A UB faculty member since 1968, Coppens officially retired last fall, but has maintained a lab at UB, a postdoctoral researcher and grant funding from the U.S. Department of Energy. Although he and his wife had moved away from Western New York, he had returned to UB this week for a short visit.
“On behalf of the entire University at Buffalo community, I want to extend my heartfelt condolences to Professor Coppens’ family,” President Satish K. Tripathi said.
“A renowned scholar, mentor and teacher, Professor Coppens dedicated nearly five decades of his distinguished career to UB — a career that inspired colleagues and students alike to reach higher in their pursuits,” Tripathi said.

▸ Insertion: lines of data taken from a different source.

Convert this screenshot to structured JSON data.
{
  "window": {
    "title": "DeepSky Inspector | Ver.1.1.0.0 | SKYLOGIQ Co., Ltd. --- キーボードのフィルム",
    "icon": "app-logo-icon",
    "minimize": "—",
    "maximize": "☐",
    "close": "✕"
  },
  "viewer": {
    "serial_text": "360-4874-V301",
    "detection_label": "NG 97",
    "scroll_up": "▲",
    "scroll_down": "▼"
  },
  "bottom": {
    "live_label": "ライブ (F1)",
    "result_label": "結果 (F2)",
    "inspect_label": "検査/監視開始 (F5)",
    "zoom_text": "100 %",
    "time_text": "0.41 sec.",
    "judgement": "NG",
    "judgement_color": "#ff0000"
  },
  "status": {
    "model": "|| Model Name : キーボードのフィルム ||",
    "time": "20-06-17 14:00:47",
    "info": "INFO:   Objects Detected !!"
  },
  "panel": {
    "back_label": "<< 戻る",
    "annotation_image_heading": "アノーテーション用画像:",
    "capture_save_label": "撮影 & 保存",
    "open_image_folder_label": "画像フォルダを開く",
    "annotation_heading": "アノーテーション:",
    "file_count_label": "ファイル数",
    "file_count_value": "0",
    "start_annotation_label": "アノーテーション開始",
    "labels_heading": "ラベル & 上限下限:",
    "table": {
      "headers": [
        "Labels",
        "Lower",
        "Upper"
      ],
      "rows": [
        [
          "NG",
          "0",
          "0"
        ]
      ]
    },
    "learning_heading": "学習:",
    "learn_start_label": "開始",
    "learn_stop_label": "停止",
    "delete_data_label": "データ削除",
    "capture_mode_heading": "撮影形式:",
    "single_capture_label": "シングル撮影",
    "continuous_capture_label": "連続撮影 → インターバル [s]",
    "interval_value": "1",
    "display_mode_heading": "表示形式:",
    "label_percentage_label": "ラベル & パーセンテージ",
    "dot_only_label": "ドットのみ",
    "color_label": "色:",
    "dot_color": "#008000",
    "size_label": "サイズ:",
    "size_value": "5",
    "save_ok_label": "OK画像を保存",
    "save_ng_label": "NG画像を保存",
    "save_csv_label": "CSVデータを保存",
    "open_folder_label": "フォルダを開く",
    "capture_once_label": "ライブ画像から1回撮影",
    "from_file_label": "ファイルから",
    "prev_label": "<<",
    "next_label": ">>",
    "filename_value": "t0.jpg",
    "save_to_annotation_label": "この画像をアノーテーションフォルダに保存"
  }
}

“When I had the privilege of speaking at the UB symposium held in his honor last October, I was reminded once again of his groundbreaking scholarship, which led to numerous discoveries that have profoundly influenced our understanding of chemistry and chemical structures, and enhanced UB’s reputation as a center for crystallographic research,” he said.

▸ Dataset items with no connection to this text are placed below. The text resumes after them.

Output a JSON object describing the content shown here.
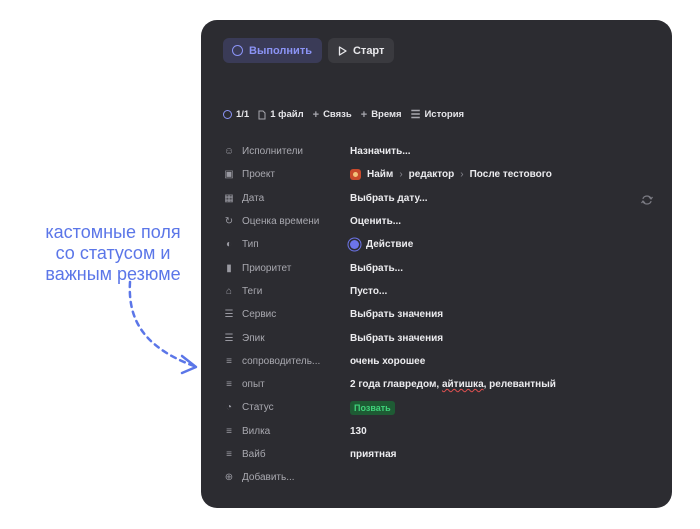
{
  "annotation": {
    "lines": [
      "кастомные поля",
      "со статусом и",
      "важным резюме"
    ],
    "color": "#5b76e8"
  },
  "toolbar": {
    "run_label": "Выполнить",
    "start_label": "Старт"
  },
  "meta": {
    "progress": "1/1",
    "files": "1 файл",
    "link": "Связь",
    "time": "Время",
    "history": "История"
  },
  "fields": {
    "assignees": {
      "label": "Исполнители",
      "value": "Назначить...",
      "icon": "assignee-icon"
    },
    "project": {
      "label": "Проект",
      "path": [
        "Найм",
        "редактор",
        "После тестового"
      ],
      "icon": "project-icon"
    },
    "date": {
      "label": "Дата",
      "value": "Выбрать дату...",
      "icon": "calendar-icon"
    },
    "estimate": {
      "label": "Оценка времени",
      "value": "Оценить...",
      "icon": "clock-icon"
    },
    "type": {
      "label": "Тип",
      "value": "Действие",
      "icon": "type-icon"
    },
    "priority": {
      "label": "Приоритет",
      "value": "Выбрать...",
      "icon": "priority-icon"
    },
    "tags": {
      "label": "Теги",
      "value": "Пусто...",
      "icon": "tag-icon"
    },
    "service": {
      "label": "Сервис",
      "value": "Выбрать значения",
      "icon": "list-icon"
    },
    "epic": {
      "label": "Эпик",
      "value": "Выбрать значения",
      "icon": "list-icon"
    },
    "cover": {
      "label": "сопроводитель...",
      "value": "очень хорошее",
      "icon": "text-icon"
    },
    "experience": {
      "label": "опыт",
      "value_prefix": "2 года главредом, ",
      "value_underlined": "айтишка",
      "value_suffix": ", релевантный",
      "icon": "text-icon"
    },
    "status": {
      "label": "Статус",
      "value": "Позвать",
      "icon": "status-icon",
      "badge_color": "#3fd27a"
    },
    "salary": {
      "label": "Вилка",
      "value": "130",
      "icon": "text-icon"
    },
    "vibe": {
      "label": "Вайб",
      "value": "приятная",
      "icon": "text-icon"
    },
    "add": {
      "label": "Добавить...",
      "icon": "add-circle-icon"
    }
  },
  "colors": {
    "panel": "#2c2c31",
    "accent": "#8b93f5"
  }
}
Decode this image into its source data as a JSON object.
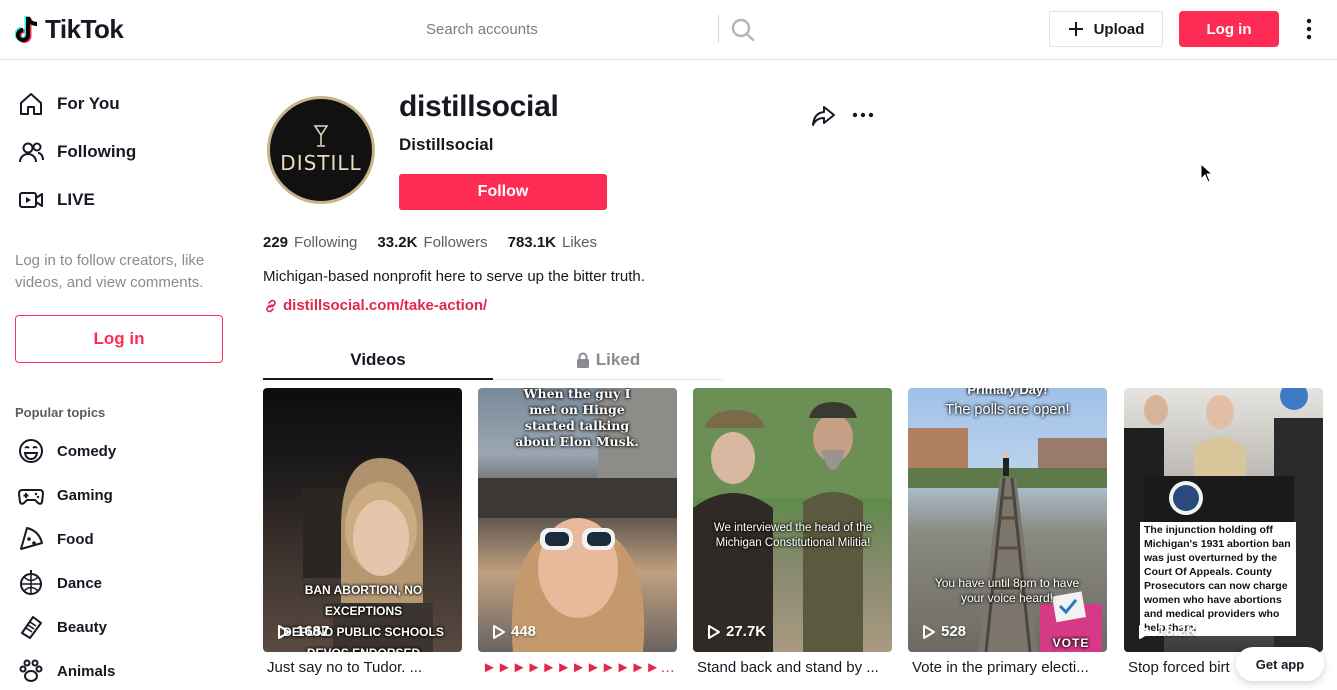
{
  "header": {
    "logo_text": "TikTok",
    "search_placeholder": "Search accounts",
    "upload_label": "Upload",
    "login_label": "Log in"
  },
  "sidebar": {
    "nav": [
      {
        "label": "For You",
        "icon": "home-icon"
      },
      {
        "label": "Following",
        "icon": "people-icon"
      },
      {
        "label": "LIVE",
        "icon": "live-icon"
      }
    ],
    "login_hint": "Log in to follow creators, like videos, and view comments.",
    "login_label": "Log in",
    "popular_title": "Popular topics",
    "topics": [
      {
        "label": "Comedy",
        "icon": "comedy-icon"
      },
      {
        "label": "Gaming",
        "icon": "gaming-icon"
      },
      {
        "label": "Food",
        "icon": "food-icon"
      },
      {
        "label": "Dance",
        "icon": "dance-icon"
      },
      {
        "label": "Beauty",
        "icon": "beauty-icon"
      },
      {
        "label": "Animals",
        "icon": "animals-icon"
      }
    ]
  },
  "profile": {
    "avatar_text": "DISTILL",
    "username": "distillsocial",
    "nickname": "Distillsocial",
    "follow_label": "Follow",
    "stats": [
      {
        "value": "229",
        "label": "Following"
      },
      {
        "value": "33.2K",
        "label": "Followers"
      },
      {
        "value": "783.1K",
        "label": "Likes"
      }
    ],
    "bio": "Michigan-based nonprofit here to serve up the bitter truth.",
    "link": "distillsocial.com/take-action/"
  },
  "tabs": {
    "videos": "Videos",
    "liked": "Liked"
  },
  "videos": [
    {
      "views": "1687",
      "caption": "Just say no to Tudor. ...",
      "overlay": "BAN ABORTION, NO EXCEPTIONS\nDEFUND PUBLIC SCHOOLS\nDEVOS ENDORSED"
    },
    {
      "views": "448",
      "caption": "►►►►►►►►►►►►►►...",
      "overlay": "When the guy I met on Hinge started talking about Elon Musk."
    },
    {
      "views": "27.7K",
      "caption": "Stand back and stand by ...",
      "overlay": "We interviewed the head of the Michigan Constitutional Militia!"
    },
    {
      "views": "528",
      "caption": "Vote in the primary electi...",
      "overlay_top": "Primary Day!",
      "overlay_main": "The polls are open!",
      "overlay_bottom": "You have until 8pm to have your voice heard!",
      "badge": "VOTE"
    },
    {
      "views": "18.2K",
      "caption": "Stop forced birt",
      "overlay": "The injunction holding off Michigan's 1931 abortion ban was just overturned by the Court Of Appeals. County Prosecutors can now charge women who have abortions and medical providers who help them."
    }
  ],
  "get_app_label": "Get app",
  "colors": {
    "accent": "#fe2c55",
    "link": "#e4264f",
    "text": "#161823",
    "muted": "#8a8b91"
  }
}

“One could not ask for more from a faculty member in terms of scholarship, creativity and professional excellence, and Professor Coppens will always be remembered for serving his university, and his profession, with great distinction.”
“Philip was a giant in his field and pioneered the technique of time-resolved X-ray crystallography, which has become a major area in X-ray science,” said David Watson, professor and chair of the Department of Chemistry. “He was renowned for promoting the discipline, organizing international meetings and mentoring younger colleagues in his field. Philip taught countless students and researchers at UB, and mentored many faculty, myself included. Philip had a dry wit and a great sense of humor. He will be missed by many at UB and around the world.”
Robin G. Schulze, dean of the College of Arts and Sciences, extended the college’s deepest condolences to Coppens’ family, friends and colleagues. “His many contributions to chemistry and the example he set for his peers at UB will be greatly missed,” she said.
Coppens’ career was marked by many prestigious honors. In 2005, he received the International Union of Crystallography’s Ewald Prize for outstanding contributions to the field, and in 2011 he was named a fellow of the American Crystallographic Association. He also was recognized by the National Science Foundation, the Royal Swedish Academy of Sciences and the National Science Council of the Republic of China, and received the Doctor Honoris Causa from the University of Nancy, the highest French national university honor for foreign scholars.
In 2014, Chemical & Engineering News, the magazine of the American Chemical Society, chose the nitroprusside ion, whose light-induced modifications Coppens’ team described in 1994, as one of the top 10 molecular structures ever solved. At a UB symposium held last fall celebrating Coppens upon his retirement — and which attracted colleagues and friends from all over the world — he was presented with a 3-D printed model of the molecule as a gift.
Coppens was one of the first researchers in the world to use X-ray diffraction to study the bonds connecting atoms and molecules inside crystals. He coined the word “photocrystallography” to describe a technique he developed that uses laser pulses timed to coincide with X-ray pulses to reveal the structure of highly reactive molecules in transient states. That research was cited by the publication Chemical Communications as one of its “hot papers.”
Born in 1930 in Amersfoort, the Netherlands, Coppens earned his doctorate in 1960 from the University of Amsterdam at a time when crystallography was an emerging field. He conducted research at the Weizmann Institute of Science in Israel and at Brookhaven National Laboratory, where he was principal investigator for the SUNY beamline at the National Synchrotron Light Source.
In a memoir he wrote for the American Crystallographic Association, Coppens described why he found this new field so compelling. “I was attracted by the beauty of crystals and their periodic arrangement, the mathematical aspects and the fact that crystallography — unlike some other physical methods — could produce unambiguous results.”
A funeral service and burial will take place in Wilmington, Delaware on Sunday. In lieu of flowers, donations may be made to Doctors Without Borders or Yad Sarah.